Atkins invites spectators into a sense of playfulness and joy in his large works. Each piece is around 70×90 inches and, in person, draws you into the colors and shapes. Symbols create sweeping gestures of emotion. In “Come, Sing Hallelujah, figures have their arms raised, crossing over each other to create a sense of connection. Behind them, a circular shape the color of a golden morning sunrise seems to impart its hue on the spectrum of colors throughout the image.

Being There Victor Atkins

Being There

“Being There” layers blues and purples with bright yellow and orange. A blue spiral in the center is surrounded by two figures arching toward each other. They are framed by the curving shapes of a ladder and a door. Woven into the chaotic red, yellow, and green lines, the spiral and shades of blue throughout are a calm settling over and inside the frenzy.

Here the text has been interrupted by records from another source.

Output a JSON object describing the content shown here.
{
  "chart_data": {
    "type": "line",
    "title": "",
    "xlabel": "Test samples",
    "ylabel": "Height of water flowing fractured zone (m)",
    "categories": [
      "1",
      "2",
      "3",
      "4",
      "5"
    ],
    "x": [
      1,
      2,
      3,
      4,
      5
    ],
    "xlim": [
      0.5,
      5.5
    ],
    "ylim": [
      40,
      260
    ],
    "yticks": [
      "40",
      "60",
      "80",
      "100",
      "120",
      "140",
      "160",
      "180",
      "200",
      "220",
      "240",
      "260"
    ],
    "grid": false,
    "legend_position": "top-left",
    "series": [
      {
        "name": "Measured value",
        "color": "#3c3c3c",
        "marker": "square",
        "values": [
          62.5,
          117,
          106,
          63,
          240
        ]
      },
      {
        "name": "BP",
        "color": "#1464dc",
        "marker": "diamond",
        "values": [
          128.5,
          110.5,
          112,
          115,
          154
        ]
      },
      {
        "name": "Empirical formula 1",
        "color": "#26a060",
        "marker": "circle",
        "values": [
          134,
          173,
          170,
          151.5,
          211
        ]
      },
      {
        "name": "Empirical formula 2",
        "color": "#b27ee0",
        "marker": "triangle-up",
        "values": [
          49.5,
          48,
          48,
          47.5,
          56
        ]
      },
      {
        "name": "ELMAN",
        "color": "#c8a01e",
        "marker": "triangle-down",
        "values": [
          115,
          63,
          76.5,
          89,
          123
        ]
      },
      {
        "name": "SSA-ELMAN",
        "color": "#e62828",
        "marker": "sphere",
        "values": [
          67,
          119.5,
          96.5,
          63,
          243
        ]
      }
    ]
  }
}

It seems that Atkins has returned to the darkness that he witnessed at Rockaway Beach, and art is again a light. This time it isn’t an escape born from his own abilities, but a conscious decision to let the inspiration of spiritual wholeness fill his canvases. He sees the spiritual communion of painting as, “committing beauty back to the source of beauty.”

He is currently experimenting with the idea of creating an interactive installation using sound and sculpture also inspired by Kensington. While Atkins isn’t sure about what shape these ideas will take, he is ambitious and, most of all, inspired. He says that the spiritual engagement in his approach to art allows “things that I think I’m not capable of doing happen.”